Abstract

Carbohydrate binding modules (CBMs) have been recognized as attaching to carbohydrate-related enzymes to upgrade catalytic efficiency of natural biological polymers including starch and cellulose. Because only a relatively small number of CBM structures have been resolved, alternatively, in silico structures can be established by computational modeling approaches and an accurate target-template sequence alignment is the most deterministic factor for homology modeling. However, the major bottleneck for qualified CBM structure simulation is low sequence identities among CBM members. Fortunately, the conserved characteristics of hydrophilic aromatic residues (HARs) and secondary structure elements were observed and taken into account in feature-incorporated alignment (FIA) to match up the core motifs among CBMs. In this thesis, the improved alignment results were integrated to in silico structure building to increase reliability of predicted structures and to detect potential ligand-binding aromatic residues.

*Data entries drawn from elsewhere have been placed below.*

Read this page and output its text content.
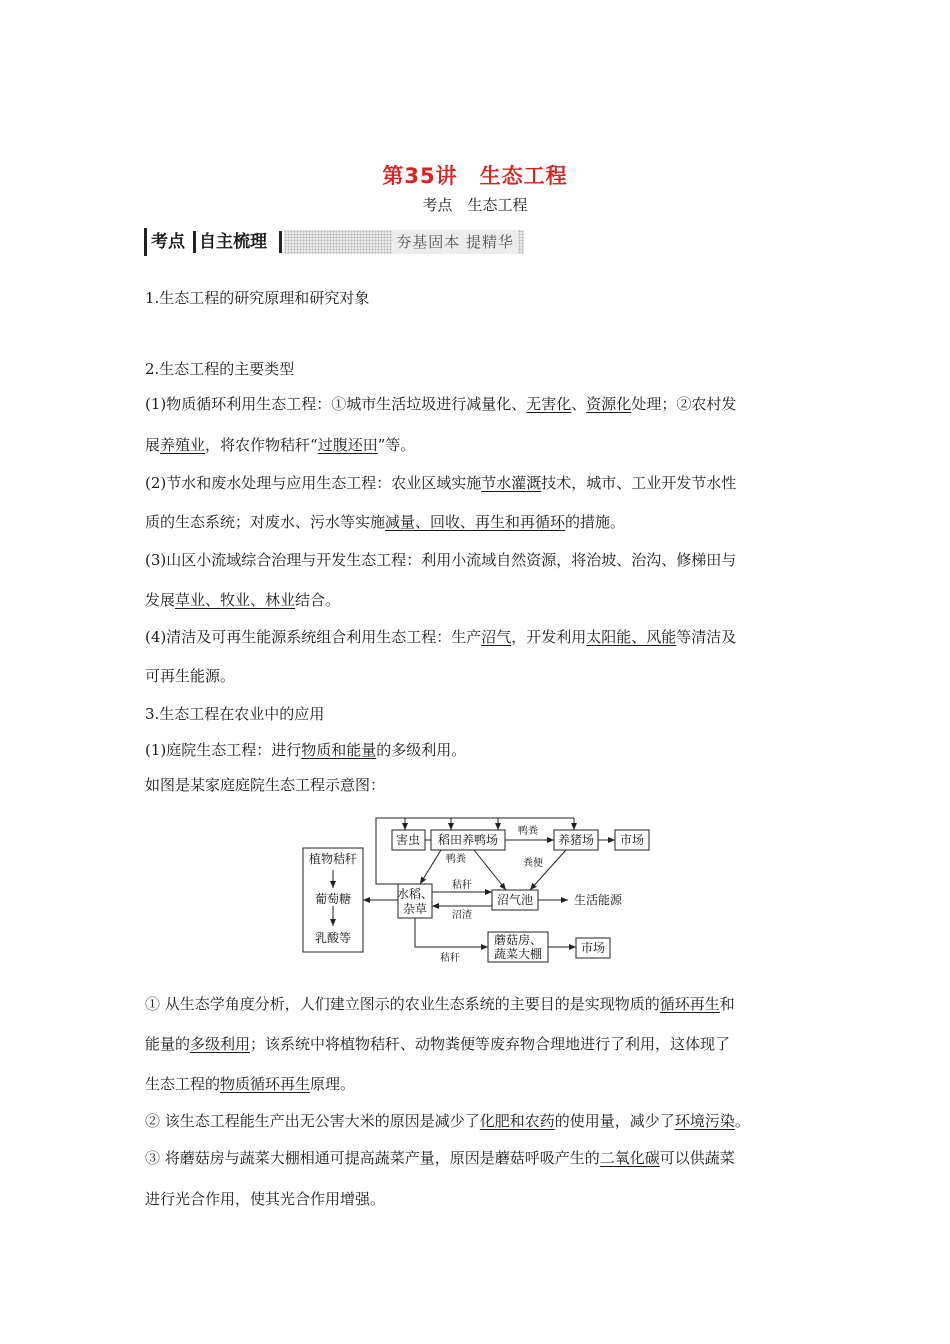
第35讲　生态工程
考点　生态工程
考点 自主梳理	夯基固本 提精华
1.生态工程的研究原理和研究对象
2.生态工程的主要类型
(1)物质循环利用生态工程：①城市生活垃圾进行减量化、无害化、资源化处理；②农村发
展养殖业，将农作物秸秆“过腹还田”等。
(2)节水和废水处理与应用生态工程：农业区域实施节水灌溉技术，城市、工业开发节水性
质的生态系统；对废水、污水等实施减量、回收、再生和再循环的措施。
(3)山区小流域综合治理与开发生态工程：利用小流域自然资源，将治坡、治沟、修梯田与
发展草业、牧业、林业结合。
(4)清洁及可再生能源系统组合利用生态工程：生产沼气，开发利用太阳能、风能等清洁及
可再生能源。
3.生态工程在农业中的应用
(1)庭院生态工程：进行物质和能量的多级利用。
如图是某家庭庭院生态工程示意图：
害虫 稻田养鸭场	养猪场 市场
植物秸秆
葡萄糖
乳酸等
水稻、
杂草
沼气池	生活能源
蘑菇房、
蔬菜大棚	市场
鸭粪
鸭粪	粪便
秸秆
沼渣
秸秆
① 从生态学角度分析，人们建立图示的农业生态系统的主要目的是实现物质的循环再生和
能量的多级利用；该系统中将植物秸秆、动物粪便等废弃物合理地进行了利用，这体现了
生态工程的物质循环再生原理。
② 该生态工程能生产出无公害大米的原因是减少了化肥和农药的使用量，减少了环境污染。
③ 将蘑菇房与蔬菜大棚相通可提高蔬菜产量，原因是蘑菇呼吸产生的二氧化碳可以供蔬菜
进行光合作用，使其光合作用增强。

The identified HARs and predicted structures deriving from FIA were close to in vitro results and possessed high accuracy and reliability under various criteria. Among FIA and six leading alignment programs, FIA achieved the highest sequence identity and sequence similarity on average with statistically significance. In addition, in silico structures deriving from FIA reported lowest average surface-potential z score with statistically significance. Furthermore, HAR identification can be applied to predict ligand-binding aromatic residues with high true positive rates. Finally, this work comprehensively predicted structures for CBM members and deposited them into a repository named Database of Simulated CBM structures (DS-CBMs). Subsequently, online structure modeling system was developed to allow users to predict their own CBM structures.